ECRI Institute has received a $2.4 million grant from the Gordon and Betty Moore Foundation to provide the healthcare community with free access to clinical practice guidelines. With this grant, the ECRI Guidelines Trust, a repository of evidence-based guideline briefs and scorecards, is available to the public at no cost.
Since its launch in November, more than 4,000 clinicians, medical librarians, and academic researchers from 60 countries around the world have registered for free public access, ECRI officials say. Further, ECRI already has more than 700 guidelines represented on the site through collaboration with developers whose guidelines meet ECRI’s inclusion criteria. The Guidelines Trust currently contains expertly vetted briefs, Trust Scorecards, and links to full-text guidelines.

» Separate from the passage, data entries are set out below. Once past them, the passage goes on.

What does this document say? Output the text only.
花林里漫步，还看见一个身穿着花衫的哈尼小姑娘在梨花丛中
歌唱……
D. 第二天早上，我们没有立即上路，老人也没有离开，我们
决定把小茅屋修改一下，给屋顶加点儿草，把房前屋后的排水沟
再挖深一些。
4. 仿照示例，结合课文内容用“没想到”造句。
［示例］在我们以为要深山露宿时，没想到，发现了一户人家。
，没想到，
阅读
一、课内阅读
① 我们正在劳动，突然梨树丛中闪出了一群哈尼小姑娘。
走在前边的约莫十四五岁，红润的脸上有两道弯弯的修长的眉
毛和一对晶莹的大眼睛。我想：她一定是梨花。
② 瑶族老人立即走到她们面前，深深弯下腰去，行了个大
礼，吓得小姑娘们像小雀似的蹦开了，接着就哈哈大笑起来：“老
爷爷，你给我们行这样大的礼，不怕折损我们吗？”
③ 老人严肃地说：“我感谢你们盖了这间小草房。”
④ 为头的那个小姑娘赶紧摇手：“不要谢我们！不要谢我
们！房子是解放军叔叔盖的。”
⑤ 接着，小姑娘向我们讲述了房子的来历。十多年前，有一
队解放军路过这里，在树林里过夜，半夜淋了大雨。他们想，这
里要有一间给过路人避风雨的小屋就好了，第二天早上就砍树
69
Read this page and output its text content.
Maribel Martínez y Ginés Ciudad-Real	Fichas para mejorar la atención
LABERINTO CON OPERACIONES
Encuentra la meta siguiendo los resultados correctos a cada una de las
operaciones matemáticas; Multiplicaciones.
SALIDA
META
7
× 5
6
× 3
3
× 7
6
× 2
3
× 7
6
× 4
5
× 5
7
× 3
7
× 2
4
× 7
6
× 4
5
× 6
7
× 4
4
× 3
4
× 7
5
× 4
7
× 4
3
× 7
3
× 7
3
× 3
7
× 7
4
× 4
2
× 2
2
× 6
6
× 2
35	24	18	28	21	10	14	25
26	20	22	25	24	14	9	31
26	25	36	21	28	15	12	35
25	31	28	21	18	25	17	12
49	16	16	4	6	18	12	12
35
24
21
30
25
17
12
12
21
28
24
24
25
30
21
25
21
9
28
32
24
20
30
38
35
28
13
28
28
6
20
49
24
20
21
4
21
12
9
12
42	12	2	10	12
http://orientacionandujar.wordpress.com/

“To help providers apply high standards of clinical excellence, we designed our Trust Scorecards with a five-star rating system that makes it easy to see how the guidelines comply with Institute of Medicine standards,” says Karen M. Schoelles, MD, SM, FACP, vice president for clinical excellence and safety at ECRI Institute. “This goes beyond the rigor and transparency that we had provided in the National Guideline Clearinghouse.”
Guidelines from nearly 60 developers, medical specialty societies, and other healthcare organizations are already included at the site, which will continue to grow. Moreover, ECRI’s conflict-of-interest policies ensure evaluations are unbiased, fact-based, and free from industry influence.
“We are pleased that our funding enables ECRI Institute to not only provide open access to this crucial patient care guidance, but enables them to continuously innovate,” says Diane Schweitzer, acting chief program officer, Gordon and Betty Moore Foundation. “ECRI Institute is respected around the world for their work in improving the safety and quality of patient care and is highly qualified to lead this initiative.”
ECRI Institute developed the Guidelines Trust after funding cuts forced the shutdown of the National Guideline Clearinghouse, which ECRI Institute developed and maintained for 20 years.